NewsPublic Affairs / August 1, 2016

Experts: New Eli Lilly CEO Tasked With Continuing Success

David Ricks, left, will take over for retiring CEO John Lechleiter, right, in January. - Photos courtesy Eli Lilly and Co.

David Ricks, left, will take over for retiring CEO John Lechleiter, right, in January.

Photos courtesy Eli Lilly and Co.

Indianapolis-based pharmaceutical giant Eli Lilly will have a new CEO in January.

Lilly's retiring chief, John Lechleiter, led the company to new prosperity during his eight-year tenure -- and his replacement, David Ricks, will have the challenge of keeping that going, according to experts like Indiana University corporate leadership professor Ken Wendeln.

"I would guess that David Ricks has a challenge in ... keeping the high and the positive going, and delivering on the results that Lilly has put forth to the investment community that it's going to be able to go forward with," Wendeln said.
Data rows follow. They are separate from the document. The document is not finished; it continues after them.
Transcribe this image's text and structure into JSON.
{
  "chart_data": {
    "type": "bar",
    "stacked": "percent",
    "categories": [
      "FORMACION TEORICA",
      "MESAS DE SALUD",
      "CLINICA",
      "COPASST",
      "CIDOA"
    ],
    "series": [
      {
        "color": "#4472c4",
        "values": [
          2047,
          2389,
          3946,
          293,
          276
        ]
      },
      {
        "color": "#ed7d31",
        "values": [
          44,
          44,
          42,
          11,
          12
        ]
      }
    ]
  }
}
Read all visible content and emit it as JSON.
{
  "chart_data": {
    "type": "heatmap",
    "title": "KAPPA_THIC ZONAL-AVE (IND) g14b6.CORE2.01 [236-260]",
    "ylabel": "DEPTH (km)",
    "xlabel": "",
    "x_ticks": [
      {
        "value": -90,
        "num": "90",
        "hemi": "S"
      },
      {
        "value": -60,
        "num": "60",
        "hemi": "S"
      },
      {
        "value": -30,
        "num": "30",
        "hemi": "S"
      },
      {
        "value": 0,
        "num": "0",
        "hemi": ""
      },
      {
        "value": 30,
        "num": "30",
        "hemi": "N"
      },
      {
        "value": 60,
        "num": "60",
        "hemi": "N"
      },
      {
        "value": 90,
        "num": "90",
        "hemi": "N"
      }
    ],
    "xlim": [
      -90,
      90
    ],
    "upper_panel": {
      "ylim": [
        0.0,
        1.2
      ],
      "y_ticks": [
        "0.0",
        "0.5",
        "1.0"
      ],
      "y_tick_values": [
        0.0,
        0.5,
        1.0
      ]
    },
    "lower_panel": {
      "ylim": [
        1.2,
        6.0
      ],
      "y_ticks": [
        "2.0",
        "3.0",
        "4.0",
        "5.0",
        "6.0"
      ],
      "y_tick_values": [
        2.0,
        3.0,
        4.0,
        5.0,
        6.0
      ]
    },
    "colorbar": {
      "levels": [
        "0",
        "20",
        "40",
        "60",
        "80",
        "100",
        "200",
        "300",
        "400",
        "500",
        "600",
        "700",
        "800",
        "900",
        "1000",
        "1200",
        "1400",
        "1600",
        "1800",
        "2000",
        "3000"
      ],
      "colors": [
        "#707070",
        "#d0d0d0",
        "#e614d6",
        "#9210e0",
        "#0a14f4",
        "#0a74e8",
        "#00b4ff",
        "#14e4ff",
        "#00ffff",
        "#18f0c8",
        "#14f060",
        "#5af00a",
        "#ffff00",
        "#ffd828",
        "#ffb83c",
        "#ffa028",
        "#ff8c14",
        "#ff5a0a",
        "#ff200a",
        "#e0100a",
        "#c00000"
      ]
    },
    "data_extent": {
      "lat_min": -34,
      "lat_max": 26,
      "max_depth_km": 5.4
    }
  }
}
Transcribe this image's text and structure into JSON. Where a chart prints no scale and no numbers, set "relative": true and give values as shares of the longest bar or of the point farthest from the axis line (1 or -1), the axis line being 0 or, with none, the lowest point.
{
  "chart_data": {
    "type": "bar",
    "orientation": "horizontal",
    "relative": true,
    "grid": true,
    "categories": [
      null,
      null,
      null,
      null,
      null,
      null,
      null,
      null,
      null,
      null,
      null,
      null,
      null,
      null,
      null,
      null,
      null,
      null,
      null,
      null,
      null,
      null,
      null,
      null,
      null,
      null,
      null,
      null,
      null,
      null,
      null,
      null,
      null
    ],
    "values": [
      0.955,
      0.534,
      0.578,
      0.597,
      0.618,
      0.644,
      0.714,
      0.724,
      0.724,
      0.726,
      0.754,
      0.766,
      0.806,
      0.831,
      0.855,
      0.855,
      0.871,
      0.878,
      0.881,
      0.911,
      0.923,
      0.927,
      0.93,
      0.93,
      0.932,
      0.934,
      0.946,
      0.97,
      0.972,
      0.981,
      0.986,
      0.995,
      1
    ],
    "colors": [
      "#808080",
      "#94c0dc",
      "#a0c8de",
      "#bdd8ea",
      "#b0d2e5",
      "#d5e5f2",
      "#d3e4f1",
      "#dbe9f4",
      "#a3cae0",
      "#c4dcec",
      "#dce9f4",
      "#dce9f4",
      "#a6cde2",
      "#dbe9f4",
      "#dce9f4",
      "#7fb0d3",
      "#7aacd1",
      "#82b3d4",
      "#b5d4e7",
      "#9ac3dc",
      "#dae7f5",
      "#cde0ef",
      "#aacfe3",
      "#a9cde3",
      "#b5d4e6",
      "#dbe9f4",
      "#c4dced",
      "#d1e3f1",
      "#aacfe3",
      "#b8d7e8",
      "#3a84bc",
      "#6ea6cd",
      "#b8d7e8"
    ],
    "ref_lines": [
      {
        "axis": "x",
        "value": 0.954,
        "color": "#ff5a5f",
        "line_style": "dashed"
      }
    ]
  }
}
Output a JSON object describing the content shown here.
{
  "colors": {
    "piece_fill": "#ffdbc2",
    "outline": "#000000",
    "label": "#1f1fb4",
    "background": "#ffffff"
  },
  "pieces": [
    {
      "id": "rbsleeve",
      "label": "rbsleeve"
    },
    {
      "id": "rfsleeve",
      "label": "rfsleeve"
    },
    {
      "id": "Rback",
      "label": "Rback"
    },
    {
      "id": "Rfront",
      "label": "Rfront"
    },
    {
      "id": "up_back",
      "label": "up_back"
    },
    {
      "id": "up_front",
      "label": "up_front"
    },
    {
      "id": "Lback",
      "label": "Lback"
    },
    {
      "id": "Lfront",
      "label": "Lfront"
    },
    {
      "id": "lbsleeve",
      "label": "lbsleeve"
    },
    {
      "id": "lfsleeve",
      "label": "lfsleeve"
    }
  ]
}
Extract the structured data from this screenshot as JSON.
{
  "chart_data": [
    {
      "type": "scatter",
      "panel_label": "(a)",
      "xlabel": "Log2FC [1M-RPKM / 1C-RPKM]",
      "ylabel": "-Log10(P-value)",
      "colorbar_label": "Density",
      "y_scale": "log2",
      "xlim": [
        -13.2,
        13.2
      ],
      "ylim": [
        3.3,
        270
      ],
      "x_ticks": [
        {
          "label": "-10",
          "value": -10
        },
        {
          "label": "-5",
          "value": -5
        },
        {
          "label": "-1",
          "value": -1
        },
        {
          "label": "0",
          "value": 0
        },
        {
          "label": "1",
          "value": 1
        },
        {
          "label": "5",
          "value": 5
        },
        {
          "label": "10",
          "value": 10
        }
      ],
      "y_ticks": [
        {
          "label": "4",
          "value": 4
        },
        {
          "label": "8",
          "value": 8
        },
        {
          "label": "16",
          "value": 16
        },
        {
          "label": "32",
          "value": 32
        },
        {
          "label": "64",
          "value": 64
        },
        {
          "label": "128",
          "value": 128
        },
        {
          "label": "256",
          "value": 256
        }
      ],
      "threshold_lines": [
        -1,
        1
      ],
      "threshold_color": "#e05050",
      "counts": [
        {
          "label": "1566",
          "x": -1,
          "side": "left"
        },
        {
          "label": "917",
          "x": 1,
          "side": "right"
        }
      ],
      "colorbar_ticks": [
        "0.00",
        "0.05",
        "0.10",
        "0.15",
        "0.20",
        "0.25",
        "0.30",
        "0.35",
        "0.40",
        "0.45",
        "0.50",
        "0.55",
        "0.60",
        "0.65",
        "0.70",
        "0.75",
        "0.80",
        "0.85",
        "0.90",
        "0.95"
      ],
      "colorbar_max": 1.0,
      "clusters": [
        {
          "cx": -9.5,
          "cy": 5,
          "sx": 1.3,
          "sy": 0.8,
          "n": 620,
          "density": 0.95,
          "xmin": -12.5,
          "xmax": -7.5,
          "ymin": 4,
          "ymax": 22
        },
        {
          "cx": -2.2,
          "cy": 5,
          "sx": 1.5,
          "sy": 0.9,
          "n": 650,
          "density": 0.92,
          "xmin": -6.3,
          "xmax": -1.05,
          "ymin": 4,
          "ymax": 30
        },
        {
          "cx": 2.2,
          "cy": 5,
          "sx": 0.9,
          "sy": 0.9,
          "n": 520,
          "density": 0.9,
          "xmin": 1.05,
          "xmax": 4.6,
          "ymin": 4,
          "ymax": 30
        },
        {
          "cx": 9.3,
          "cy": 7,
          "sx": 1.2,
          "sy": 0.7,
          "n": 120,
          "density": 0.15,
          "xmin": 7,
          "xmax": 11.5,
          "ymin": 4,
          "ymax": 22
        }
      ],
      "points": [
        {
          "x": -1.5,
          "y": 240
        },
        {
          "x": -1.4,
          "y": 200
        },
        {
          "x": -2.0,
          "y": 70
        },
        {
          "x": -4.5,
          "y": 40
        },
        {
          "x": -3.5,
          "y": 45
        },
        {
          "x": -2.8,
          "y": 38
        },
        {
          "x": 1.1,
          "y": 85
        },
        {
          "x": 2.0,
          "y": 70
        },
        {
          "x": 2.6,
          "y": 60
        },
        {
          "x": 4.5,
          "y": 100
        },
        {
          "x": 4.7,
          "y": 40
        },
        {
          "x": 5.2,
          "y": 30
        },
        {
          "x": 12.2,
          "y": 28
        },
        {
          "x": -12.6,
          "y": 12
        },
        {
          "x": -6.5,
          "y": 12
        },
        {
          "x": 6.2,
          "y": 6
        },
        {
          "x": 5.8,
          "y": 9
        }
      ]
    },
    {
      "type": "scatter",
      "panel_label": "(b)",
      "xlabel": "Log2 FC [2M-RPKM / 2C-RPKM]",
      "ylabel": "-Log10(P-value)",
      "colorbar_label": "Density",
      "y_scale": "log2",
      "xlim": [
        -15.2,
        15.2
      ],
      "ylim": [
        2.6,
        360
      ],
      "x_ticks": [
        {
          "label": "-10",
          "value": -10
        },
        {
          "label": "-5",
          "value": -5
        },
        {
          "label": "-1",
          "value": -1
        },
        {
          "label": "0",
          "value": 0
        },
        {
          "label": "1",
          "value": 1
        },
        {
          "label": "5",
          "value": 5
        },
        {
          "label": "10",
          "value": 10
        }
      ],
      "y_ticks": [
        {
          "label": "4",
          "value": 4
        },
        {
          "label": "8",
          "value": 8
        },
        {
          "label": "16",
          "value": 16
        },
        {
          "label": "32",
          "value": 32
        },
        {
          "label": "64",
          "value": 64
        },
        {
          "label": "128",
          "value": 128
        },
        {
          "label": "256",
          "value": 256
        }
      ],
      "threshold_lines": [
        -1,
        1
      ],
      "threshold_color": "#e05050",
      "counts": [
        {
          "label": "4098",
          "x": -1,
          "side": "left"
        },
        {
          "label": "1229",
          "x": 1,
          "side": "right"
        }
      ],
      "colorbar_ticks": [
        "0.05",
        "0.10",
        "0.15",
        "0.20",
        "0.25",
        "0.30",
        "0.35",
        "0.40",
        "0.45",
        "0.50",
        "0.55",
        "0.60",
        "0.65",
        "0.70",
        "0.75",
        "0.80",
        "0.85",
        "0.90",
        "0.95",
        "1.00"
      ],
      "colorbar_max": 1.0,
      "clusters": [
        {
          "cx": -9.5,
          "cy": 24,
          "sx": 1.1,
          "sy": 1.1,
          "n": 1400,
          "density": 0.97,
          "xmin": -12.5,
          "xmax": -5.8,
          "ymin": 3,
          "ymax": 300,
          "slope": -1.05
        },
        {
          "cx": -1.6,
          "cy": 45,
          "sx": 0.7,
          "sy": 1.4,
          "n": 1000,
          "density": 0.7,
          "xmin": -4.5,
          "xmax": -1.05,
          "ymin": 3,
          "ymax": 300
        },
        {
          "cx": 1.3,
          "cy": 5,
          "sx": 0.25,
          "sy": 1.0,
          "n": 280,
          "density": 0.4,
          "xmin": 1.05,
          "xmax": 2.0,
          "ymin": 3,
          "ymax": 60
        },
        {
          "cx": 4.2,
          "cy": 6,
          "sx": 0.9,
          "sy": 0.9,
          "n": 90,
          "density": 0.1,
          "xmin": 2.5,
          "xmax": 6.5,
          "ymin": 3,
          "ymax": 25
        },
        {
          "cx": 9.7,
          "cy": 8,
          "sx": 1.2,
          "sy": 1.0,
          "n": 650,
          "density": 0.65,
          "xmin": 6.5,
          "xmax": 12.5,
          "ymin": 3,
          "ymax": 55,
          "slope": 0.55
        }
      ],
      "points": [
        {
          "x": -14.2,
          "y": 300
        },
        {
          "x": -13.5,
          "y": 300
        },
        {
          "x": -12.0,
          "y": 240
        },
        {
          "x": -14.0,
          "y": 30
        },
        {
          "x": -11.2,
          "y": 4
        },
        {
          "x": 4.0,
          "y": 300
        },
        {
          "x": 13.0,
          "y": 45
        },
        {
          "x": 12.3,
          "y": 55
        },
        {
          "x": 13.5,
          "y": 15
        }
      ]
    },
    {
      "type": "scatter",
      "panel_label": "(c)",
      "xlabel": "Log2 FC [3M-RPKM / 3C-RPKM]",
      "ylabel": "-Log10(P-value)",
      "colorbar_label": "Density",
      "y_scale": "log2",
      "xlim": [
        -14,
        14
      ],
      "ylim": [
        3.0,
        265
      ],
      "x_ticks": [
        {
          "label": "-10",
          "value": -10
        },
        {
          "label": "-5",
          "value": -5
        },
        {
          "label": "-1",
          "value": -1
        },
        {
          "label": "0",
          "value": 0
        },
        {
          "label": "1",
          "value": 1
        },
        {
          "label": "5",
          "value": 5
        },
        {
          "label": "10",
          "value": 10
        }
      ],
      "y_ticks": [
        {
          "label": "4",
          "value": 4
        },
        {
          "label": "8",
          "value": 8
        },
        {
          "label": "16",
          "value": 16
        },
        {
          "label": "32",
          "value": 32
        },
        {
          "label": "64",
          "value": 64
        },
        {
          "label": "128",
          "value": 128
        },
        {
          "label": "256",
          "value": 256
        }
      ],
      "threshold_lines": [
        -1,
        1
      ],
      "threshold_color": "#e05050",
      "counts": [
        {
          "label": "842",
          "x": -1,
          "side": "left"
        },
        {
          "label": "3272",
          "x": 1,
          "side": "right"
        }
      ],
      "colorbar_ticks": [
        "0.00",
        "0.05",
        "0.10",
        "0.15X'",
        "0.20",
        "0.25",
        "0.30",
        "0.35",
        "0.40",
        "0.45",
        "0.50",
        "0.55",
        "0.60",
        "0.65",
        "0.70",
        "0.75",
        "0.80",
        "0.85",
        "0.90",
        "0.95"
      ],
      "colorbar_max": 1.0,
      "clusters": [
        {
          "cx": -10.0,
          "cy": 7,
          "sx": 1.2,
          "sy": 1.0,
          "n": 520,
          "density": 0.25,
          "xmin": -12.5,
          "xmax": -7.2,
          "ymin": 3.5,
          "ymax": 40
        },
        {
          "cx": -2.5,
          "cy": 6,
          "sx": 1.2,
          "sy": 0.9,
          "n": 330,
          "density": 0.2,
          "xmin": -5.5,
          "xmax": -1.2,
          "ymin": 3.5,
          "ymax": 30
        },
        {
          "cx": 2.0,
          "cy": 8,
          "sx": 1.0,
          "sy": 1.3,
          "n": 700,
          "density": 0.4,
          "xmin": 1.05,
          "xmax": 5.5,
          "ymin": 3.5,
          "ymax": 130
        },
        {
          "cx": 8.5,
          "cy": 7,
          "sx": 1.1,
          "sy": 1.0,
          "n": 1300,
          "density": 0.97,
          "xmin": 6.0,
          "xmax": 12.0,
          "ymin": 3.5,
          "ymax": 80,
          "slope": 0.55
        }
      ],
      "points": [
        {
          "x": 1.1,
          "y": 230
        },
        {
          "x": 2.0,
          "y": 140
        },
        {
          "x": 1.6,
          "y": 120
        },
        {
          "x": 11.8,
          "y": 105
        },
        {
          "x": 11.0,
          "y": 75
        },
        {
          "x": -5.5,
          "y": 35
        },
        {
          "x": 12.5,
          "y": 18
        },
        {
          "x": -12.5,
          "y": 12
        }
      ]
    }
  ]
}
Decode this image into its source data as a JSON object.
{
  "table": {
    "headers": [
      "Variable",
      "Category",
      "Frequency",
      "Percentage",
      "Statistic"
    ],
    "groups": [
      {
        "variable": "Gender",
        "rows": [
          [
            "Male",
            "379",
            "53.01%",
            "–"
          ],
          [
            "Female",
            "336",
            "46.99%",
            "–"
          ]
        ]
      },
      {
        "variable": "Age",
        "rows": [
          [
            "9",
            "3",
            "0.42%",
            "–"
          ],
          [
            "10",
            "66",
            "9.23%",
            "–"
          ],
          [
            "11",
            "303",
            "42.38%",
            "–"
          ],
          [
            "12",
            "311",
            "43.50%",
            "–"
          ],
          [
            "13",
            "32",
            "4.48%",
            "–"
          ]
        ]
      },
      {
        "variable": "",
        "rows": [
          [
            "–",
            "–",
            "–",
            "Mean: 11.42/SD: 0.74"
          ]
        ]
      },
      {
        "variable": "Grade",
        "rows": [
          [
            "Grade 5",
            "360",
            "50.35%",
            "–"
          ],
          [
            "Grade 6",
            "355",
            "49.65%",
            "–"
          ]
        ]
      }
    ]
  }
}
Plus, he said, Ricks will have to usher in Lilly's next signature products -- either through internal innovation, or external acquisitions.

IU corporate strategy professor Todd Saxton said the company will need both of those to stay competitive, since regulatory approvals for the promising drugs Lilly does have in the pipeline will take years.

Lilly has been a major player in diabetes care since commercializing insulin in the 1920s. It also originated the antidepressant Prozac and the anti-addiction drug Methadone.

And it owns the patent on the erectile dysfunction drug Cialis, which Lilly created with a biotech company it later bought.

"It's a challenge to balance that internal development with external partnering to show sources of future growth," Saxton said. "I think that's something that Dave [Ricks] will be very well suited to continue."

Ricks has deep ties to Indiana, and has been with Lilly for 20 years. He currently leads Lilly's biomedicine division, after experience with the company’s operations in China and Canada.

Saxton said he'll need it, as Lilly faces increasing competition and demand for generics and other forms of medicine abroad.